方达来时本还只是想着试上一试的,想着大不了被了折面子就是。却怎么也没想到秦五丫竟能答应的这样痛快。
方达心里高兴之余也暗暗将王六痛骂了一顿,这小子原瞧着只是木了点,却没成想木的竟连话都会带错,还的他差点误会了嫂子的意思。
得亏他后头又来了一趟,且弄清了缘由,若不然,岂不是会坏了嫂子和大哥的情分。到时候他还不知道要被大哥怎么剥皮呢。
三人一路往镇东赶去,昨日才下过雪,虽有官家的人白日里来清了厚雪,却也因此留下水渍。等入夜这些水渍便冻成了薄冰,使得走起来愈发的困难。
行了一个多时辰的脚程,三人才踏进朝青堂的大门,一路的踏冰行水,秦五丫的棉鞋已湿的透凉,只她却未有感知。
“他睡了多久了?”
秦五丫进屋
时,张山正侧身酣睡着,剑眉紧锁,脸色有些发白,不过比秦五丫想象中却要好上一些。
秦五丫微微松了一口气问方达:
“是来路时受的伤?”
“嫂子这 ...这我也不清楚,这一躺南下我没跟着去,大哥回来时还是醒着的,只脸色却比现在还要难看几分,身上的衣裳新换过的,可我一眼便瞧见里头带着血。”
方达踌躇再三道:
“后头何军事便让人去请了石济堂的石大夫,我想来通知大嫂一身却被大哥拦了下来,大哥说不想你担心,让我们将这件事都掩过去。
可我瞧着这样不妥当,便偷偷遣了王六来送信。因着怕被旁人瞧见我也不敢与王六多说,只让他帮着将我的话带了。却不想王六实在太实诚,只说一句,还是个没头没尾的,平白耽误了这许多功夫。”
“那何丰呢?”
秦五丫见屋子里只守了一个伺候的婆子,另外便只有自己三人,不由奇怪问。
“何军事?我出去时还在的。

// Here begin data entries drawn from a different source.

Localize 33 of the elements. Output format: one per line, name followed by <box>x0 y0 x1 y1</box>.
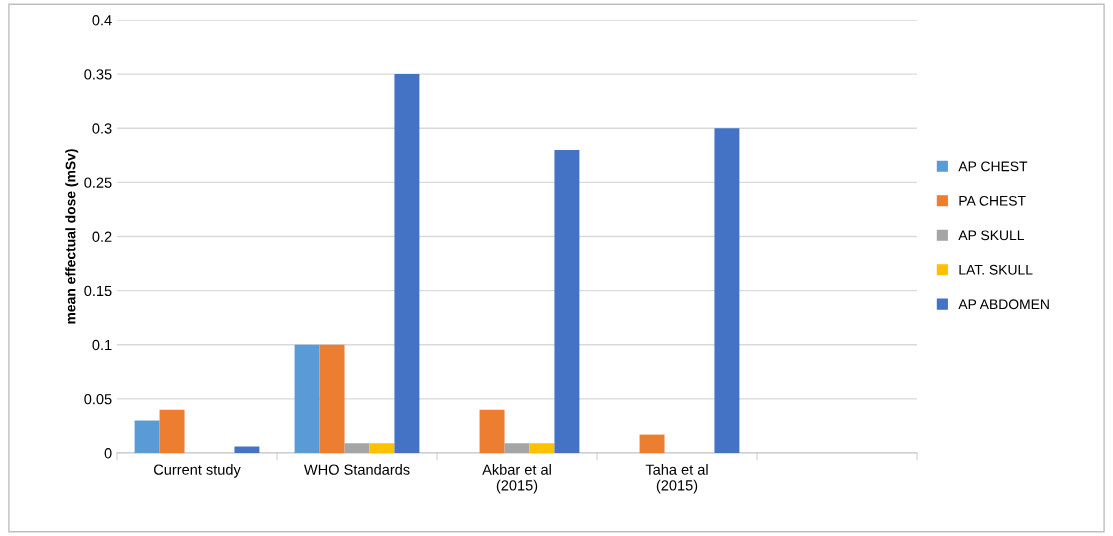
bar <box>554 149 580 453</box>
bar <box>294 344 320 453</box>
x-tick-label: Taha et al (2015) <box>645 464 708 494</box>
x-tick-label: WHO Standards <box>303 464 410 475</box>
y-tick-label: 0.1 <box>92 339 112 351</box>
bar <box>134 420 160 453</box>
y-tick-label: 0.15 <box>84 285 112 297</box>
legend-label: AP CHEST <box>958 161 1028 172</box>
bar <box>319 344 345 453</box>
bar <box>714 128 740 453</box>
bar <box>394 74 420 453</box>
y-tick-label: 0.4 <box>92 15 112 26</box>
legend-label: PA CHEST <box>959 195 1026 206</box>
x-tick-label: Akbar et al (2015) <box>482 464 551 494</box>
y-tick-label: 0.2 <box>92 231 112 242</box>
legend-label: AP ABDOMEN <box>958 299 1049 310</box>
bar <box>159 409 185 453</box>
bar <box>234 446 260 453</box>
y-tick-label: 0.3 <box>92 123 112 134</box>
y-axis-title: mean effectual dose (mSv) <box>65 149 79 324</box>
bar <box>529 443 555 453</box>
legend-label: LAT. SKULL <box>959 264 1033 275</box>
y-tick-label: 0.25 <box>84 177 112 188</box>
legend-label: AP SKULL <box>958 230 1025 241</box>
y-tick-label: 0.35 <box>84 69 112 80</box>
x-tick-label: Current study <box>153 464 241 478</box>
bar <box>504 443 530 453</box>
y-tick-label: 0 <box>104 448 112 459</box>
bar <box>479 409 505 453</box>
y-tick-label: 0.05 <box>84 393 112 405</box>
bar <box>639 434 665 453</box>
bar <box>369 443 395 453</box>
bar <box>344 443 370 453</box>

许是去前堂嘱咐人煎药了。嫂子你且等等,我去帮你叫。”
方达想了想,不敢耽误时,急着便出门往前堂寻去。
伺候的婆子给秦五丫递了凳子,秦五丫对其点了点头便坐到了张山身旁,只侧目再看到张山微蹙的眉头时却忍不住轻轻叹息了一声。
那日应下张山的求亲时,秦五丫不是没想过往后的日子或许会不在安生,可人都是有侥幸心理的。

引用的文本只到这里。